Дина снова краснела, бледнела, сжимала скулы.
Я знала что она получила психологическое образование по своему желанию. Но проработала по этой профессии ровно одну неделю. Обозвала коллег шарлатанами, переучилась на психиатра и посвятила свою жизнь психиатрии. Переживала за клиентов больше, чем за себя… и каждую врачебную ошибку в этой сфере переживала особенно тяжко. Я уж думала промолчит снова. Но она, сцепив зубы, всё-таки ответила:
– Коллега моя… с клиенткой. В общем, в петлю девочка полезла.
Я была удивлена. Обычно Дина не делилась рабочими моментами.
Сейчас же стоит – жаром пышет, руки в кулачки. Но не плачет. Злится.
– Дин, ты что, хочешь поменять законы..?!
– А что? У нас демократия, народ вроде как источник власти. А я как раз его достойнейший представитель!
– Дин… законодательной инициативой по Конституции обладают Президент, Совет Федерации, ГосДума, представительные органы субъектов…
– Дай! – листок схватила, скомкала – Делаю, что могу и как умею. Можешь лучше – так научи. ГосДума? Так стану депутатом! Неужели этой деятельности недостойны девочки, считающие себя уродами из-за пары фраз заумных тётенек и дяденек и шагающие в петлю или с крыши? Невозможно желающие при этом жить и любить, но просто не понимающие, где эта любовь водится..? Ведь у нас совершенно невозможно наказать за последствия неправильного подхода, неправильно прописанных лекарств; да просто за невнимательность, безалаберность, глупость, тупость! И несерьёзность! Это люди, а не лабораторные мыши!

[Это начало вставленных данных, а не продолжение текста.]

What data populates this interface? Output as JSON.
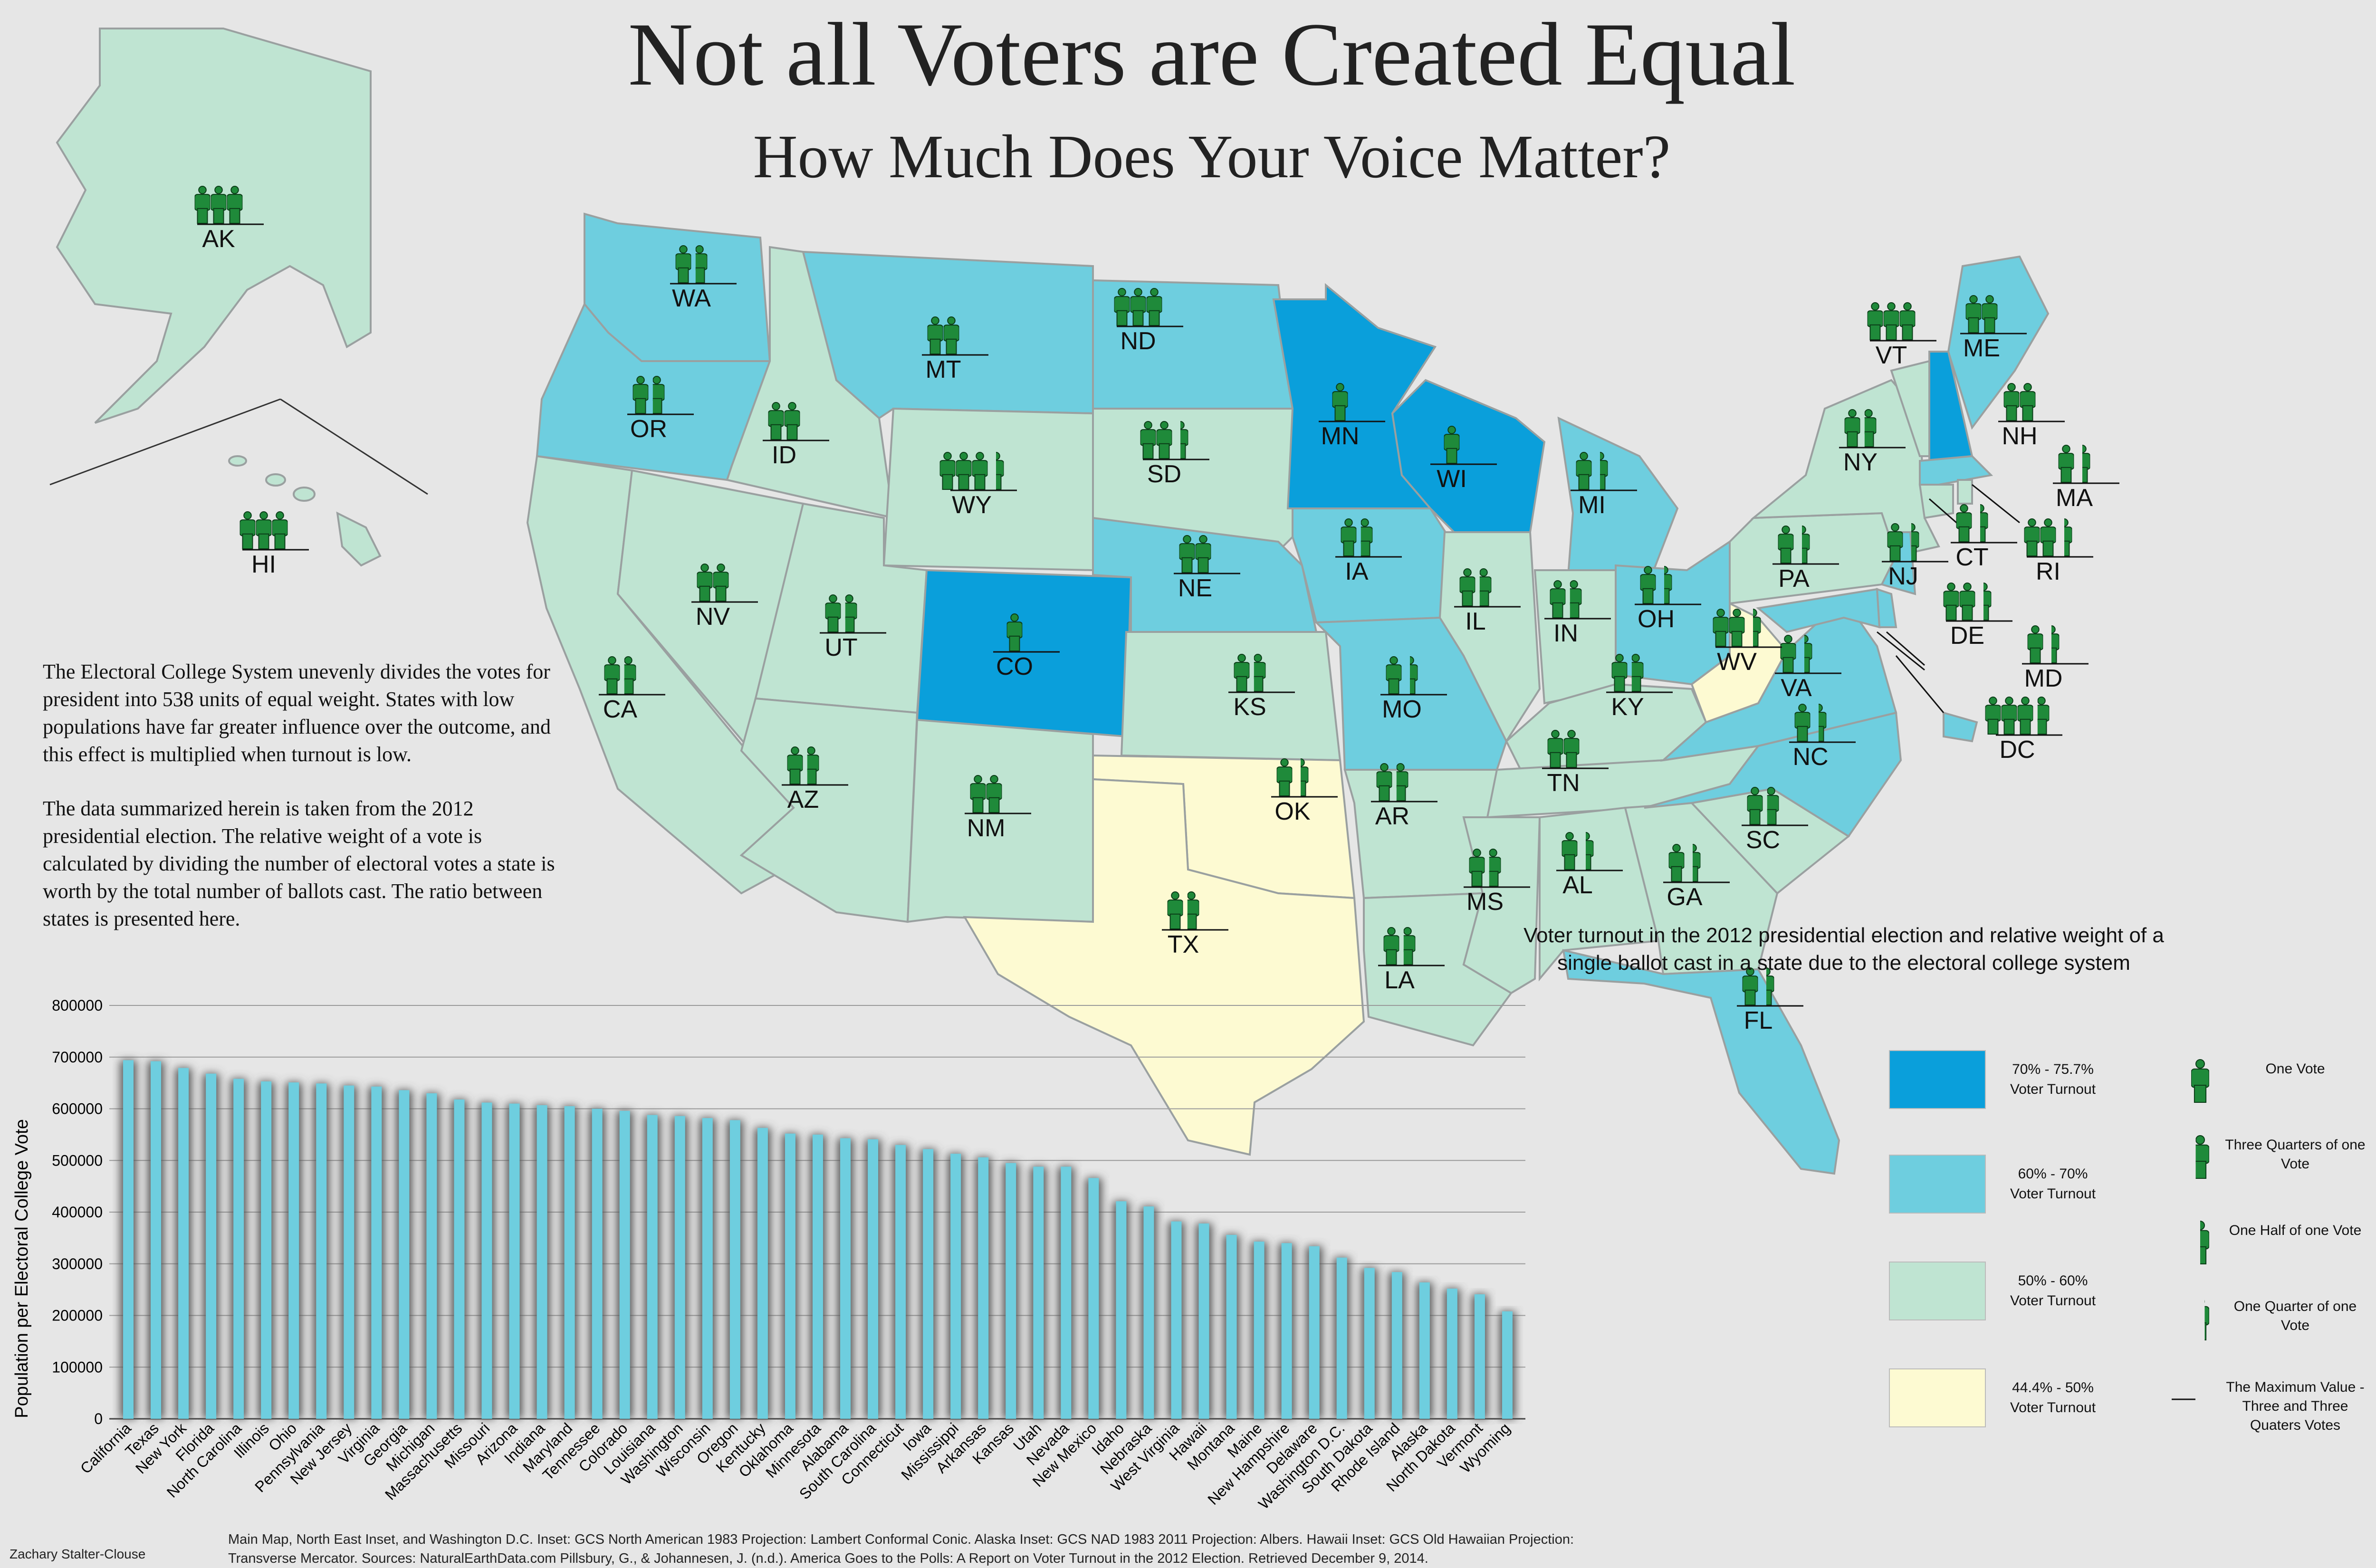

– Дина, прости, но ты так ничего не добьёшься. Ты просто загубишь свою же идею на корню. Это неправильно…
– А я не знаю, как правильно. А бездействие убивает меня, Оля! Нашей стране просто необходимы законы! Нельзя бездумно препарировать человеческую душу, человеческий мозг, сердце, убеждения, взгляды! Если не мы, врачи, то кто поборется за человека? А если это еще и не человек вполне, а ребенок? Такой, у которого психика только начала складываться? В три года? В пять? А подростки? Ох, Оля..!
И Дина боролась… боролась за каждого.
Смотря на неё, я точно понимала зачем живёт она: чтобы процент человеческой боли уменьшался.
С присутствием Дины на этой Планете становилось чуточку безболезненней.
***
Я даже могла понять любовь Дины к шрамированию. Да, действительно красиво… тонкие белые линии оплетали её ступни.
Но там было не только украшение – когда к нам приезжал хирург, Дина просила резать без обезболивания.
Помню, первый раз, когда Люба приехала резать, она привезла с собой не только целый арсенал обезболивающих ампул, она даже "Эмлу" захватила. Чтоб укол было делать не больно. Куда там! Дина поставила ноги на табуретку и жестко: "режь!"
Люба крутила головой с неё на меня, растерянно объясняя, что "щиколотки, кожа же тонкая, … близко, … больно"
"Никакого обезбола!" – Дина была такой… что захотелось водички. Сколько жестокости сейчас было в ней – "Пожалуйста" – добавила всё-таки, увидев изумление в карих глазах хирурга.
А я потом взгляда не могла оторвать, как под пальцами в тонких стерильных перчатках натягивалась кожа, скальпель входил под углом, вспарывал, срезал тонкий слой, капельки крови собирались под лезвием и лились строчкой на колени Любы, покрытые чем-то тоже медицинским.
– Олечка, чай сделай сладкий нам. Пить хочется.
Я улыбнулась в глубине себя: не только хирургией занималась Люба в университете. Дину хотя бы чаем сладким напоить надо, а как это сделать лучше, если не собственным примером?
Наверное, я и себе многому училась в эти минуты, когда беспощадные глаза Дины сталкивались с тёплой лаской медицинских пальчиков и плавились.
***
– Дина, солнце, вставай. Дина..! – даже не шевелится, – У тебя сегодня лекция, помнишь?
Свернулась крепче, одеяло вокруг себя намотала.
Ночь… рассвет ещё даже не начинал брезжить.
Сами согласились ехать во Владимир на лекцию, и только потом уточнили дату и время. Но что делать – уже согласились.